Heavy Rolls and Horsecock Sandwiches
By: Garland Davis
Everyone who reads the crap I write may not have had the absolute pleasure of riding out a typhoon in the South China Sea in an Ocean Going Tug, A Forrest Sherman class destroyer, or a top heavy Fast Frigate. This sort of paints a picture of the way it was.
There is not an amusement park ride that comes anywhere close to riding into the seas with swells breaking over the signal bridge. If you like a pitching gyration insane motion, you get it big time riding out a typhoon. Unlike the thrill park rides, it doesn’t cost a lot and lasts a long, long, long time.
There are foam-capped swells the size of skyscrapers that bounce a ship around like a flea on the ass of a belly dancer. The pleasure of being damn near beat to death by bouncing from bulkhead to bulkhead trying to dodge valve wheels, valve stems and each other is one that airdales and bubbleheads seldom experience.
There is majesty to heavy seas. It is almost impossible to witness the raw power of heavy seas and not wonder if there is a greater power controlling everything. Only a Deity should wield and control that much power.
One minute you are climbing an enormous swell with bow pointed skyward and the next the bow is submerging and the water is smashing over the bridge. “Ride ‘em Cowboy. Put another quarter in Mama, I want to ride it again.” It repeats and repeats, accompanied by lateral motions, figure eight stern gyrations, and little jerks and vibrations thrown in by the Devil just for the hell of it.
Inside the ship, grown men are tossed and stagger around like drunks, forgotten booty falls out of overhead hiding places and the meals become an endless succession of fucking Horsecock sandwiches and coffee or bug juice.

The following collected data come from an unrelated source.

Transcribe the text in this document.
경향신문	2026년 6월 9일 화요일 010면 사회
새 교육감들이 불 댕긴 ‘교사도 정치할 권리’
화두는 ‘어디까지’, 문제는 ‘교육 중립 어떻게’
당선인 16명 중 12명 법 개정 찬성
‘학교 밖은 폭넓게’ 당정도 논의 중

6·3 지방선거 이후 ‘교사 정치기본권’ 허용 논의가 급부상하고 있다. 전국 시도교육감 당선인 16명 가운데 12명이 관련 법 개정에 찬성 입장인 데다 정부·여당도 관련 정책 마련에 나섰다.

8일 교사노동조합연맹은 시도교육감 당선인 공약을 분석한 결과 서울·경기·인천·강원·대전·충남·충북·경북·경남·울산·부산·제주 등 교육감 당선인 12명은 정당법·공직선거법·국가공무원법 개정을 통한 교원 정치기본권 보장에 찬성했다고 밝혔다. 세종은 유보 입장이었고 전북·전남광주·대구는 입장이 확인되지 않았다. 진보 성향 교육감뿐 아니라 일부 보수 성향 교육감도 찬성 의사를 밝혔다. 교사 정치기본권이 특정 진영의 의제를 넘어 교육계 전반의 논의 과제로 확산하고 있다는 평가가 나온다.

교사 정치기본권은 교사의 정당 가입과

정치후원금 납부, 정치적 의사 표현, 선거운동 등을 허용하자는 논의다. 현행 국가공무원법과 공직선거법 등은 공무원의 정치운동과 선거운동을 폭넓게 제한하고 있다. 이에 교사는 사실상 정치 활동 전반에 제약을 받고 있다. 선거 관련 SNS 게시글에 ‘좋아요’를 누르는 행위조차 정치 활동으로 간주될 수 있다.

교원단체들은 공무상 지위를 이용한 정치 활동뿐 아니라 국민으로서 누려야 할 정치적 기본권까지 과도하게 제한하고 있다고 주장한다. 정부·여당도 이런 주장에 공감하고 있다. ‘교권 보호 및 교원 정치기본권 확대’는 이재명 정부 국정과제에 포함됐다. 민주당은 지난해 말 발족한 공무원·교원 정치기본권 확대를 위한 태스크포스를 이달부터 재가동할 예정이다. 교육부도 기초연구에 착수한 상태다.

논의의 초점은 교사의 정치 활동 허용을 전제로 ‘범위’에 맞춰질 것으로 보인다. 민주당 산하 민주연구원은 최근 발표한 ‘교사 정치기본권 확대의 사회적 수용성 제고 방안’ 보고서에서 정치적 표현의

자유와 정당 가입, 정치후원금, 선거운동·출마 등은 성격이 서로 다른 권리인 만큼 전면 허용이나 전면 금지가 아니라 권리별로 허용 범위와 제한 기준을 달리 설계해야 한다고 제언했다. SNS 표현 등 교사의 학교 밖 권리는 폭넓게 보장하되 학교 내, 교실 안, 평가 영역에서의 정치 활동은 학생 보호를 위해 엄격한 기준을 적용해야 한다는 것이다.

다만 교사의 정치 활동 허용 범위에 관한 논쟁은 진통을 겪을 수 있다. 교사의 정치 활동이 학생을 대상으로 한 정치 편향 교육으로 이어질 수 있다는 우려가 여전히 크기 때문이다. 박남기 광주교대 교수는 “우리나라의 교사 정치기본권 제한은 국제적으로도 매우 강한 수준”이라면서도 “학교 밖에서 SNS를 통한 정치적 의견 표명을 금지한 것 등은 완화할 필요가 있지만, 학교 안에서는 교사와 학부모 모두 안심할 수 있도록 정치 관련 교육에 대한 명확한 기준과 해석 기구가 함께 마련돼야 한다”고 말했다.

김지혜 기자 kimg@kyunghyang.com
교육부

The lyrics of an old song tell it well: “Oh, it’s roll and toss, And pound and pitch, And creak and groan, You rusty son of a bitch. Oh, boy, it’s a hell of a life on a destroyer.”
Your God Damn fillings get loose in your teeth, you lose your watch, your smokes go flying, guys shoot their lunch, roaches do flips out of the overhead, the cooks are cussing, and guys in their racks dying to take a piss ask themselves, “Do I really want to work my way to the head to watch some son of a bitch puke while I attempt to piss in a moving target?”
Suddenly, over the 1MC comes, “Now stand by for heavy rolls to port.”
Do we really have a fuckin’ choice? Are heavy rolls to port different from what we have experienced for the last day and a half? Did I miss something? Is there still shit in the overhead that needs to hit me in the head?
Actually, all that “Heavy Rolls to port” means that all the stuff that flew by you in one direction will be coming back and putting knots on your head from the other side.
“Supper for the crew. Watch reliefs to the head of the line.”
“Hey Bill, do you think it is Horsecock and cheese sandwiches again?”
“Does a hobbyhorse have a wooden dick?”
“Hey you guys, you ought to go back to after steering and listen to the rudder slamming. Son of a bitch is going nuts. Who has the helm?”
“I got it next watch.”
“Not me, I am going to strike for Mess Deck Master at Arms and sit in the Mess Deck eating Horsecock and cheese sandwiches.”
“How the fuck did I end up in the Navy? Nobody said anything about a seagoing puke barge.”
“You know you love it Davy, where else could a hillbilly like you from North Carolina with an IQ of a cockroach get rich baking bread for horsecock and cheese sandwiches and throwing the leftovers in the Pacific Ocean for a living.
And so it went, on and on. Stuff banging around in lockers, water sloshing around in the galley and heads, dishes and mess gear rattling around, the acrid smell of gastric juices and puked up horsecock and cheese mixed with last night’s coffee and bug juice.
Sailors stumbling around bouncing off bulkheads, stumbling over watertight doorsills. Already eighteen years old and finding out that the guy at the recruiting office who promised a life of wonder and adventure was a lying, airdale, shore duty son of a bitch.